The state forest authorities maintain that Wayanad sanctuary could not contain the increasing tiger population and hence mooted tiger population control through culling and relocation. A meeting on Monday also entrusted a group of forest officials to work out an action plan for dealing with the tiger menace. The minister said that the state would approach Supreme Court seeking nod for wild animal control measures.

Strongly opposing the move, environmentalists M N Jayachandran and N Badusha said that the government was trying to put the blame on the increasing tiger population for the man-animal conflicts without any scientific study and thereby hushing up the real reasons.

“The Wayanad Wildlife Sanctuary is connected to Bandipur, Mudumalai, Nagarahole and Cauvery wildlife sanctuaries and tiger reserves. Tigers and other wild animals used to move around these forest areas. Hence, estimating that the Wayanad sanctuary is overpopulated by considering only the area of the Wayanad wildlife sanctuary is illogical.

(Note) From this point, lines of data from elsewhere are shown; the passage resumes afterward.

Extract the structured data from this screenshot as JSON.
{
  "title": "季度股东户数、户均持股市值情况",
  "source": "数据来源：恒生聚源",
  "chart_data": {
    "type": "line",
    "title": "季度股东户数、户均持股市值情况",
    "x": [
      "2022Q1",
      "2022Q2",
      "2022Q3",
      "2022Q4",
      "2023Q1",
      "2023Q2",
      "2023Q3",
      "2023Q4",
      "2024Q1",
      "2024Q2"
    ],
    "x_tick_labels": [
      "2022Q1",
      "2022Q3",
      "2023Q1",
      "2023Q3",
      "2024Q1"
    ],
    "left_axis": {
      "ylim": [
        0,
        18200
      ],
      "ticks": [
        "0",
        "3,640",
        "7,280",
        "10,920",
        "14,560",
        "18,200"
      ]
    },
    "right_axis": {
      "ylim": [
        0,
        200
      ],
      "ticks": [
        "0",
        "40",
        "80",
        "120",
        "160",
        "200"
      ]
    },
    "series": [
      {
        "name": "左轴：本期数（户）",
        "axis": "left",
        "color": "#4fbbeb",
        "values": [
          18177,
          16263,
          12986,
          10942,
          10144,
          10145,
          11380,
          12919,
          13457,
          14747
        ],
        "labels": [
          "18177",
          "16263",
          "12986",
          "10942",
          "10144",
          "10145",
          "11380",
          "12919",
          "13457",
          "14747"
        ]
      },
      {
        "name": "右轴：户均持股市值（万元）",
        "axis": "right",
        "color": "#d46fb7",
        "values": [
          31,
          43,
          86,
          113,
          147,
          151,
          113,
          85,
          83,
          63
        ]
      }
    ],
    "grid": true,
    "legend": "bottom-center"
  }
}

We will legally fight any attempts to control the tiger population of Kerala,” said Badusha, who is the president of Wayanad Prakrithi Samrakshana Samithi.

Jayachandran, who was a former member of the animal welfare board, accused the minister of being silent on the tourism activities, encroachments of forest land and changes in crop patterns near forest areas. “The state government should be carrying out a detailed scientific study to find the reasons why wild animals enter human settlements instead of mooting steps like culling,” he said.